Она испуганно вскинула глаза на них обоих:
– Война?
Отец досадливо поморщился:
– Пока нет. Пока – просто военное положение. А там видно будет. Но к вам это не относится. Поезжайте в ресторан без меня и вообще – проведите хорошо этот вечер. Я вам позвоню… – И ушел, сутулясь больше обычного.

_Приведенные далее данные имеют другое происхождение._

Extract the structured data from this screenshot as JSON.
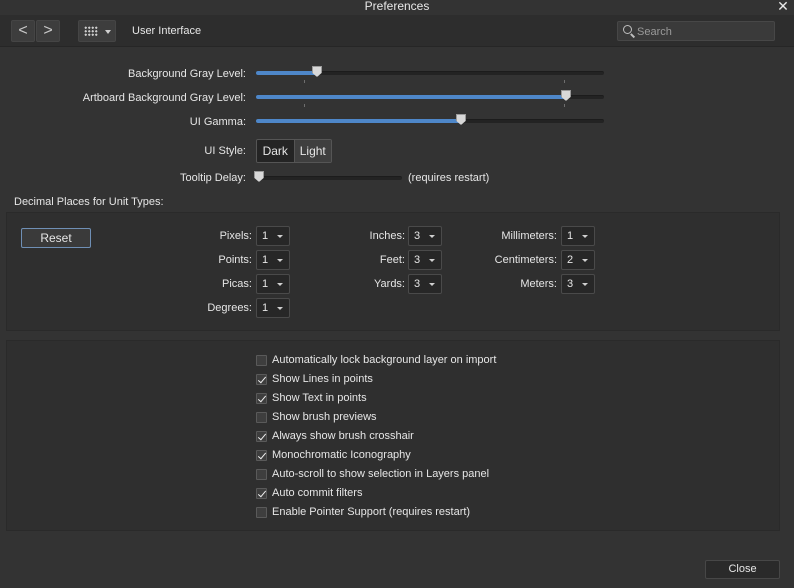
{
  "window": {
    "title": "Preferences",
    "close_glyph": "✕"
  },
  "toolbar": {
    "back_glyph": "<",
    "forward_glyph": ">",
    "section_title": "User Interface",
    "search_placeholder": "Search"
  },
  "sliders": [
    {
      "label": "Background Gray Level:",
      "value": 0.175
    },
    {
      "label": "Artboard Background Gray Level:",
      "value": 0.89
    },
    {
      "label": "UI Gamma:",
      "value": 0.59
    }
  ],
  "ui_style": {
    "label": "UI Style:",
    "options": [
      "Dark",
      "Light"
    ],
    "selected": "Dark"
  },
  "tooltip": {
    "label": "Tooltip Delay:",
    "value": 0.02,
    "note": "(requires restart)"
  },
  "decimal_places": {
    "title": "Decimal Places for Unit Types:",
    "reset_label": "Reset",
    "units": [
      {
        "label": "Pixels:",
        "value": "1"
      },
      {
        "label": "Points:",
        "value": "1"
      },
      {
        "label": "Picas:",
        "value": "1"
      },
      {
        "label": "Degrees:",
        "value": "1"
      },
      {
        "label": "Inches:",
        "value": "3"
      },
      {
        "label": "Feet:",
        "value": "3"
      },
      {
        "label": "Yards:",
        "value": "3"
      },
      {
        "label": "Millimeters:",
        "value": "1"
      },
      {
        "label": "Centimeters:",
        "value": "2"
      },
      {
        "label": "Meters:",
        "value": "3"
      }
    ]
  },
  "options": [
    {
      "label": "Automatically lock background layer on import",
      "checked": false
    },
    {
      "label": "Show Lines in points",
      "checked": true
    },
    {
      "label": "Show Text in points",
      "checked": true
    },
    {
      "label": "Show brush previews",
      "checked": false
    },
    {
      "label": "Always show brush crosshair",
      "checked": true
    },
    {
      "label": "Monochromatic Iconography",
      "checked": true
    },
    {
      "label": "Auto-scroll to show selection in Layers panel",
      "checked": false
    },
    {
      "label": "Auto commit filters",
      "checked": true
    },
    {
      "label": "Enable Pointer Support (requires restart)",
      "checked": false
    }
  ],
  "footer": {
    "close_label": "Close"
  },
  "colors": {
    "accent": "#4e87c9",
    "background": "#333333",
    "panel": "#2f2f2f"
  }
}
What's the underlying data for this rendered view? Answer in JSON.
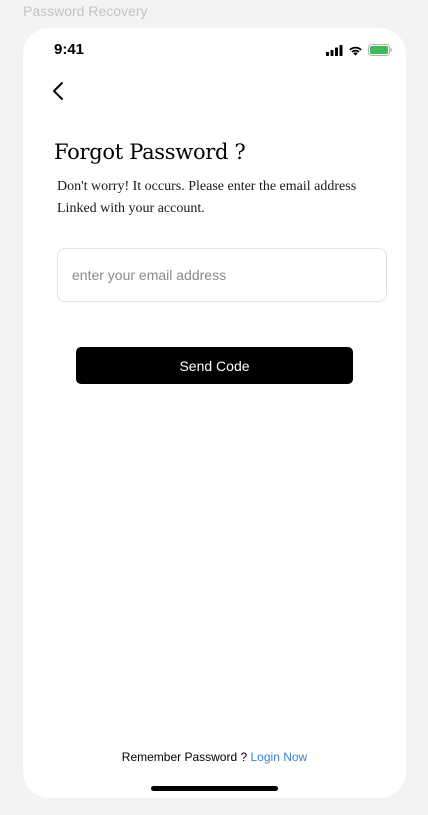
{
  "frame": {
    "label": "Password Recovery"
  },
  "status_bar": {
    "time": "9:41",
    "icons": [
      "cellular-signal-icon",
      "wifi-icon",
      "battery-icon"
    ],
    "battery_color": "#3dbb5a"
  },
  "header": {
    "back_icon": "chevron-left-icon",
    "title": "Forgot Password ?"
  },
  "content": {
    "subtitle_line1": "Don't worry! It occurs. Please enter the email address",
    "subtitle_line2": "Linked with your account.",
    "email_placeholder": "enter your email address",
    "email_value": "",
    "send_button_label": "Send Code"
  },
  "footer": {
    "prompt": "Remember Password ? ",
    "link_label": "Login Now",
    "link_color": "#3b82d6"
  },
  "colors": {
    "background": "#f3f3f3",
    "card": "#ffffff",
    "button": "#000000"
  }
}
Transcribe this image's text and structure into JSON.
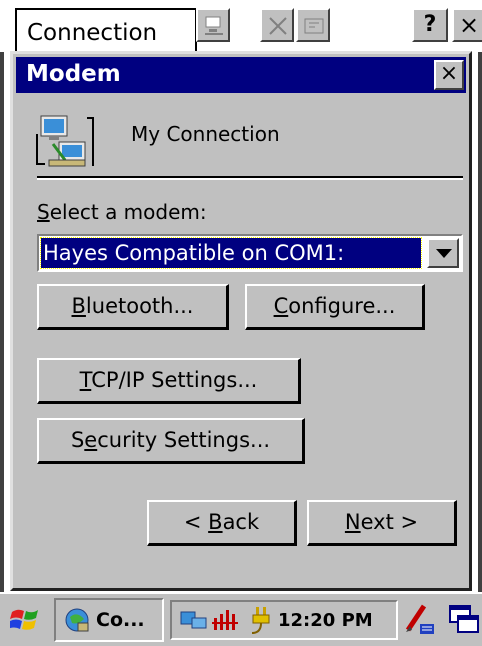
{
  "background_window": {
    "title": "Connection",
    "help_label": "?",
    "close_label": "×"
  },
  "dialog": {
    "title": "Modem",
    "close_label": "×",
    "connection_name": "My Connection",
    "select_label_accel": "S",
    "select_label_rest": "elect a modem:",
    "modem_selected": "Hayes Compatible on COM1:",
    "buttons": {
      "bluetooth_accel": "B",
      "bluetooth_rest": "luetooth...",
      "configure_accel": "C",
      "configure_rest": "onfigure...",
      "tcpip_accel": "T",
      "tcpip_rest": "CP/IP Settings...",
      "security_pre": "S",
      "security_accel": "e",
      "security_rest": "curity Settings...",
      "back_pre": "< ",
      "back_accel": "B",
      "back_rest": "ack",
      "next_accel": "N",
      "next_rest": "ext >"
    }
  },
  "taskbar": {
    "task_label": "Co...",
    "time": "12:20 PM"
  },
  "colors": {
    "title_bar": "#000080",
    "face": "#c0c0c0",
    "selection": "#000080"
  },
  "icons": {
    "start": "windows-flag-icon",
    "connection": "network-connection-icon",
    "dropdown": "chevron-down-icon",
    "tray_network": "network-status-icon",
    "tray_signal": "signal-bars-icon",
    "tray_power": "power-plug-icon",
    "input_panel": "input-panel-icon",
    "desktop": "show-desktop-icon"
  }
}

Галина замерла. Она смотрела, как Юрышев обошел машину, левой рукой открыл дверцу и молча сел рядом с ней на широкое переднее сиденье. Несколько секунд они сидели молча, не глядя друг на друга. У Галины не было сил повернуться к мужу и посмотреть ему в глаза. Наконец она сказала первое, что пришло в голову:
– Ты… ты решил бороду отпускать?
Он уклончиво пожал плечами.
– Куда поедем, Сережа?
– Кхм! – кашлянул он. И сказал хрипло: – Я… я хотел бы поехать на могилу сына.
У нее рухнуло сердце. Значит, он все вспомнил, все! Покорно положив руку на рычаг переключения скоростей, она включила первую скорость, отпустила левой ногой сцепление и медленно стронула машину. До Новодевичьего кладбища, где была могила сына, было не больше десяти минут езды.